"Hurons, my father, and like the leaves of a tree for numbers. Also they have with them an Oki to make timid the hearts of their enemies."

"What mean you by an Oki?"

With this Nahma described as well as he could the strange being seen by himself and the Beaver, and all who could get within hearing listened to his words with breathless attention. When Nahma declared that the apparition, though seen on a headland, still gleamed with wetness as though just emerged from the lake, his auditors were deeply impressed. Only Sacandaga was incredulous, and appeared to treat the incident as of small account.

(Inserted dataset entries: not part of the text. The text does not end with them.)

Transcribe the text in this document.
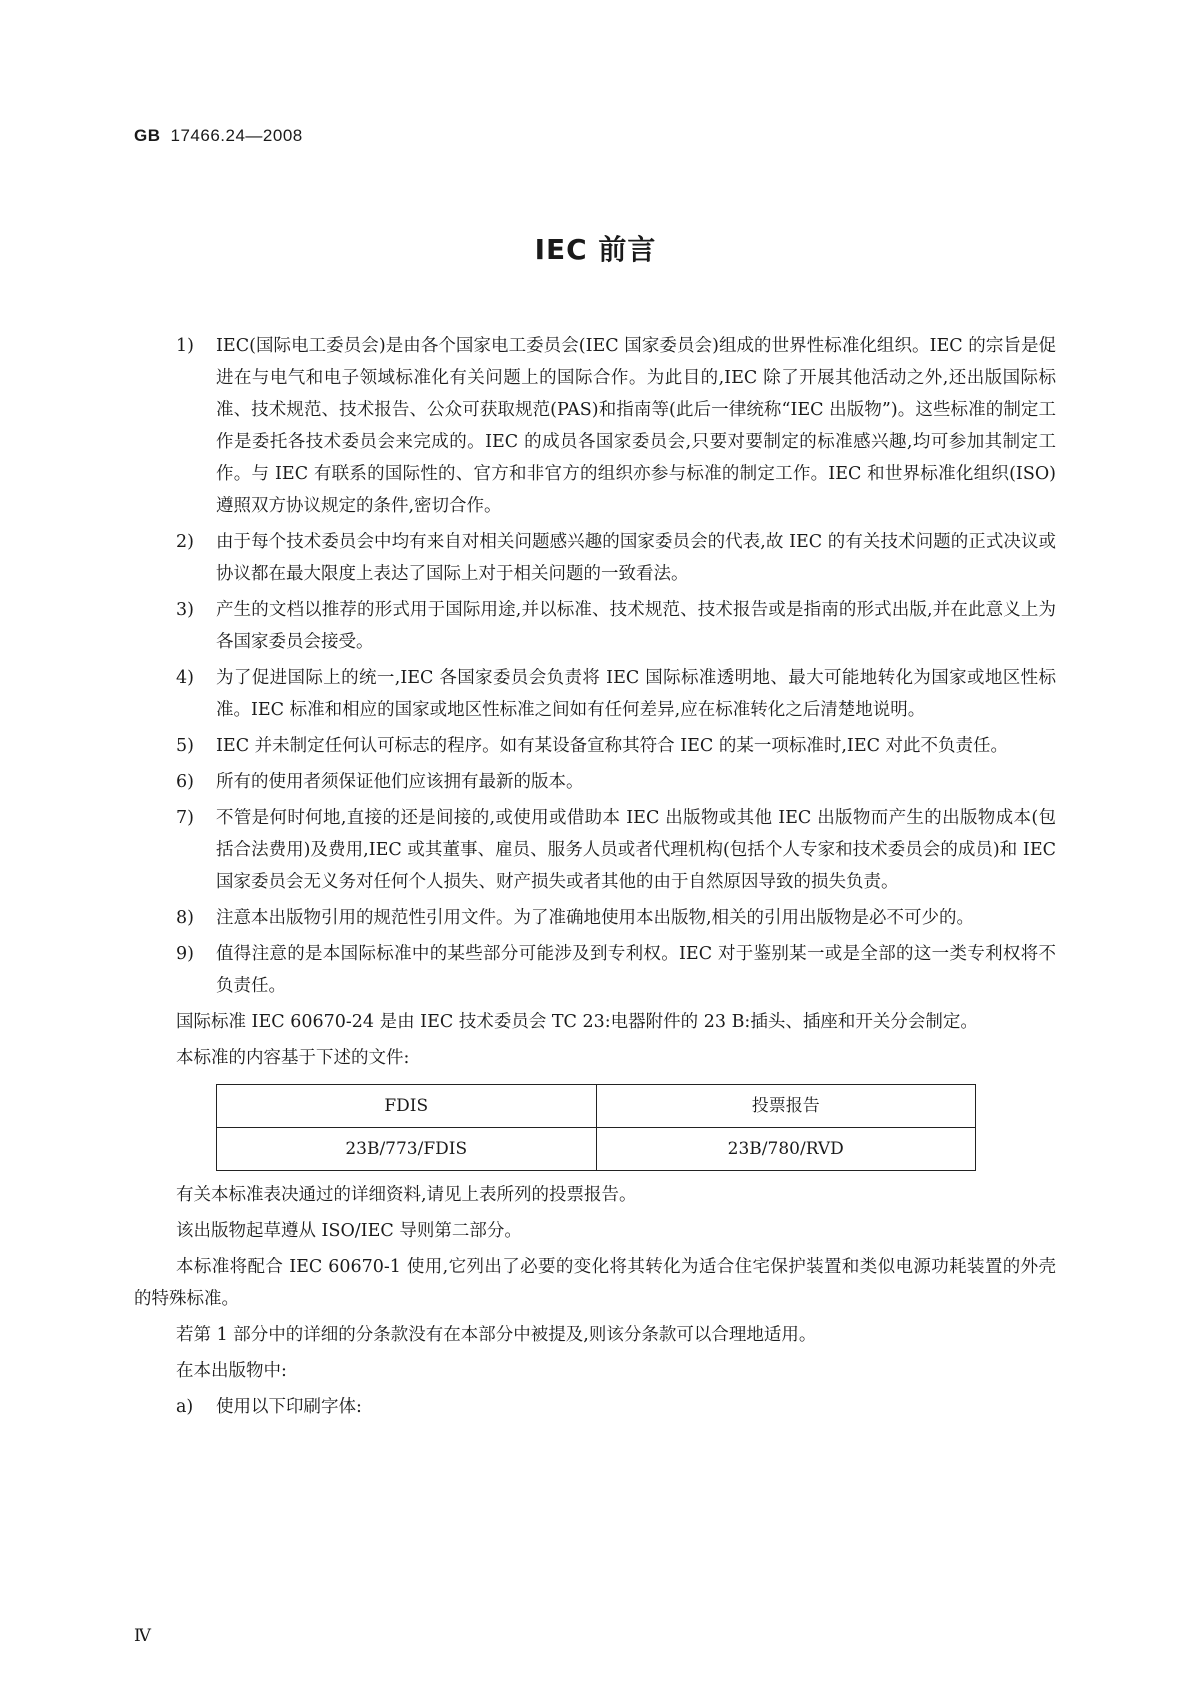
GB 17466.24—2008
IEC 前言
1) IEC(国际电工委员会)是由各个国家电工委员会(IEC 国家委员会)组成的世界性标准化组织。IEC 的宗旨是促进在与电气和电子领域标准化有关问题上的国际合作。为此目的,IEC 除了开展其他活动之外,还出版国际标准、技术规范、技术报告、公众可获取规范(PAS)和指南等(此后一律统称“IEC 出版物”)。这些标准的制定工作是委托各技术委员会来完成的。IEC 的成员各国家委员会,只要对要制定的标准感兴趣,均可参加其制定工作。与 IEC 有联系的国际性的、官方和非官方的组织亦参与标准的制定工作。IEC 和世界标准化组织(ISO)遵照双方协议规定的条件,密切合作。
2) 由于每个技术委员会中均有来自对相关问题感兴趣的国家委员会的代表,故 IEC 的有关技术问题的正式决议或协议都在最大限度上表达了国际上对于相关问题的一致看法。
3) 产生的文档以推荐的形式用于国际用途,并以标准、技术规范、技术报告或是指南的形式出版,并在此意义上为各国家委员会接受。
4) 为了促进国际上的统一,IEC 各国家委员会负责将 IEC 国际标准透明地、最大可能地转化为国家或地区性标准。IEC 标准和相应的国家或地区性标准之间如有任何差异,应在标准转化之后清楚地说明。
5) IEC 并未制定任何认可标志的程序。如有某设备宣称其符合 IEC 的某一项标准时,IEC 对此不负责任。
6) 所有的使用者须保证他们应该拥有最新的版本。
7) 不管是何时何地,直接的还是间接的,或使用或借助本 IEC 出版物或其他 IEC 出版物而产生的出版物成本(包括合法费用)及费用,IEC 或其董事、雇员、服务人员或者代理机构(包括个人专家和技术委员会的成员)和 IEC 国家委员会无义务对任何个人损失、财产损失或者其他的由于自然原因导致的损失负责。
8) 注意本出版物引用的规范性引用文件。为了准确地使用本出版物,相关的引用出版物是必不可少的。
9) 值得注意的是本国际标准中的某些部分可能涉及到专利权。IEC 对于鉴别某一或是全部的这一类专利权将不负责任。
国际标准 IEC 60670-24 是由 IEC 技术委员会 TC 23:电器附件的 23 B:插头、插座和开关分会制定。
本标准的内容基于下述的文件:
FDIS	投票报告
23B/773/FDIS	23B/780/RVD
有关本标准表决通过的详细资料,请见上表所列的投票报告。
该出版物起草遵从 ISO/IEC 导则第二部分。
本标准将配合 IEC 60670-1 使用,它列出了必要的变化将其转化为适合住宅保护装置和类似电源功耗装置的外壳的特殊标准。
若第 1 部分中的详细的分条款没有在本部分中被提及,则该分条款可以合理地适用。
在本出版物中:
a) 使用以下印刷字体:
Ⅳ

"It is but a Huron trick!" he exclaimed, that all might hear. "They are too cowardly to fight like men, but have prepared an image with the hope that sight of it will turn our blood to water. It is well, though, that we have learned of this thing and know what to expect. Now let us find whether the Beaver is alive or dead, and if the Huron dogs have indeed slain him, bitterly shall he be avenged before we are done with them."

So Nahma guided the Iroquois canoes to the place where he had uttered that first fateful call of the whippoorwill, and Sacandaga, with half a dozen warriors, made a landing on the very log beside which he had lain.

It took them but a few minutes to discover the body of their late comrade cold in death and scalped; but there was no trace of those who had perpetrated the deed. If he had indeed killed one of them, the others had either hidden the body or taken it away.

Having learned these things and thirsting for vengeance, the Iroquois re-entered their canoes and glided silently down-stream towards the place where their enemies were encamped.